Looking natural in conversation

Most people are seen in motion, not under studio lighting. The goal is a refreshed eye that still behaves like the patient's own eye.

What Dr. Gill Studies Before Surgery

The visible concern is only the starting point. Before recommending upper OFA-Bleph™, lower OFA-Bleph™, four-lid OFA-Bleph™, RERF-M, or a non-surgical plan, Dr. Gill studies the eyelid as a dynamic frame around the eye.

This is why the companion guides on under-eye bags, young-patient hollows, fat support, and filler versus surgery each address a different piece of the three-dimensional puzzle.

  • Where the under-eye area is convex, where it is hollow, and how those shapes catch light.
  • How much white of the eye is visible below the iris, called scleral show.
  • How the iris sits within the eyelid opening at rest and during expression.
  • The angles of the inner and outer eye corners, and whether they match the patient's natural face.
  • Brow height, brow shape, upper eyelid platform, and the eyelid-brow junction.
  • Lower eyelid tone, cheek support, skin quality, orbital fat position, and prior filler or surgery.

Why This Matters for Dark Circles

Under-eye darkness is often described as a colour problem, but many patients are seeing shadow. A convex bag can cast a shadow below it. A hollow tear trough can make the lower lid look darker. A flat cheek, weak midface support, or deep-set eye can change how the same skin looks in different lighting.

If the darkness is structural shadowing, the treatment may need to improve contour rather than simply lighten skin. That may mean lower eyelid fat transposition, midface support, skin resurfacing, or a combination plan. If the darkness is pigment, vascular colour, or skin quality, surgery alone may not be the right answer.

Preservation-First Is Not Preservation-Only

A refined blepharoplasty plan is not a slogan. It changes from patient to patient. The same technique cannot be applied blindly to a hollow lower eyelid, a deep-set eye, a prominent eye, a heavy upper lid, a male eyelid with thick skin, or a revision case.

Prominent fat with real excess

Selective reduction may be appropriate when the problem is true convex fullness and skin excess. Preservation-first does not mean preserving every millimetre of tissue.

Hollowing and dark-circle shadow

Fat transposition or support may be more important when the problem is a bag-to-hollow transition, tear trough shadow, or loss of lower lid-cheek continuity.

Deep-set eyes and upper heaviness

Some patients do not have a classic lower-lid hollow. Their issue is the relationship between the brow, infrabrow support, upper lid platform, and eye depth.

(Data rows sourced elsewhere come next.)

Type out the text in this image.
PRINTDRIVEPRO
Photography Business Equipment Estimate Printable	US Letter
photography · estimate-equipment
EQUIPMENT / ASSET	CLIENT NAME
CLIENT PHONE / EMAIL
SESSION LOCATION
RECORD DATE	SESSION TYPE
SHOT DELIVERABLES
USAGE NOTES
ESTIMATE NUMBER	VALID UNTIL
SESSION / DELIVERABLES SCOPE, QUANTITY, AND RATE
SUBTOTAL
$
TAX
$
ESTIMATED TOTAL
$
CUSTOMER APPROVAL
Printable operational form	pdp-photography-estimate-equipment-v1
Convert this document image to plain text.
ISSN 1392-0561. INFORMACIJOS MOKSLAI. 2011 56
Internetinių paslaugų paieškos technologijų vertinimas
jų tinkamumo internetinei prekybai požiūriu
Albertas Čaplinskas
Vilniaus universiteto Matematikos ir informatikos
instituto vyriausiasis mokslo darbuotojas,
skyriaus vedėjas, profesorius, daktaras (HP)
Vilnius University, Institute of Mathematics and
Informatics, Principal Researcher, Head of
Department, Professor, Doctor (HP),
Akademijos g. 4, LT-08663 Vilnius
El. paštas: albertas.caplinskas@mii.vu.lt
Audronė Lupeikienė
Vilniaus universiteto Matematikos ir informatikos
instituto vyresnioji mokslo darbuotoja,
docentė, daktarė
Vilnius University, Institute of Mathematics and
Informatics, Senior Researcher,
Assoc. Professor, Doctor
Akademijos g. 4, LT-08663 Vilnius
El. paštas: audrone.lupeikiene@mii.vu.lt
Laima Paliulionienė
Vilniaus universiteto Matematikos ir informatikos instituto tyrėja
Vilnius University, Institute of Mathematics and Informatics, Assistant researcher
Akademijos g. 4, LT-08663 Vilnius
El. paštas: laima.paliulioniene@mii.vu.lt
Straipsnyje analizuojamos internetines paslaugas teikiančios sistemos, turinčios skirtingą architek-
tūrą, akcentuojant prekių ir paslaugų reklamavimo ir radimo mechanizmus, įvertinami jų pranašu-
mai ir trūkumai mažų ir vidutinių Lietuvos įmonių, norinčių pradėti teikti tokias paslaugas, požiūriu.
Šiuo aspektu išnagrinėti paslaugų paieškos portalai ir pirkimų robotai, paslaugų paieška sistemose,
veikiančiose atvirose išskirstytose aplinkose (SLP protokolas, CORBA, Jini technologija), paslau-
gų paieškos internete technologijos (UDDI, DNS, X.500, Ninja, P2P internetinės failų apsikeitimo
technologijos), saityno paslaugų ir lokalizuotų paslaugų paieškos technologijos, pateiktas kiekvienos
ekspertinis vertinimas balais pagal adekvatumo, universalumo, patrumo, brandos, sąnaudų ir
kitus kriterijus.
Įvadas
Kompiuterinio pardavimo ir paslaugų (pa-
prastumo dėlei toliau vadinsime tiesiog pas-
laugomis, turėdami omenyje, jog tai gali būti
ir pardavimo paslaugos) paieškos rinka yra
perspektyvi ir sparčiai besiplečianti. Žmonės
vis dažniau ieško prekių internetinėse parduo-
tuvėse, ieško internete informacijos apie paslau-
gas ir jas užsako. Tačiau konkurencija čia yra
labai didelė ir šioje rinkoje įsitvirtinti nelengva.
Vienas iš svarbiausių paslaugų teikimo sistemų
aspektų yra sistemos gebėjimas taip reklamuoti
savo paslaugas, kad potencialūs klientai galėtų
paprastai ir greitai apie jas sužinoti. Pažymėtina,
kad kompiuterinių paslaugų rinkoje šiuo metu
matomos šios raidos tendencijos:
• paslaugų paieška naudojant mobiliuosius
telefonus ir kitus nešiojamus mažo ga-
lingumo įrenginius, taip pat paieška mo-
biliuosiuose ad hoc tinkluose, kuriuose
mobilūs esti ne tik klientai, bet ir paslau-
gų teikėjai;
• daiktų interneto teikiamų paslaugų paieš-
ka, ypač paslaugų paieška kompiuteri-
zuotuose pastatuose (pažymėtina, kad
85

This is the difference between reduction-only thinking and anatomical planning. OFA-Bleph™ starts by asking which tissues are valuable, which tissues are out of position, and which tissues genuinely need to be reduced.

Movement Is the Final Test

A result should look natural in photographs, but it should also work when the patient talks, smiles, blinks, and looks from side to side. That is why EyeFACE result videos are becoming an important part of patient education: they show the result in motion, not only under one camera angle.

The goal is not a different face. It is a more rested, better supported eye area that still belongs to the patient.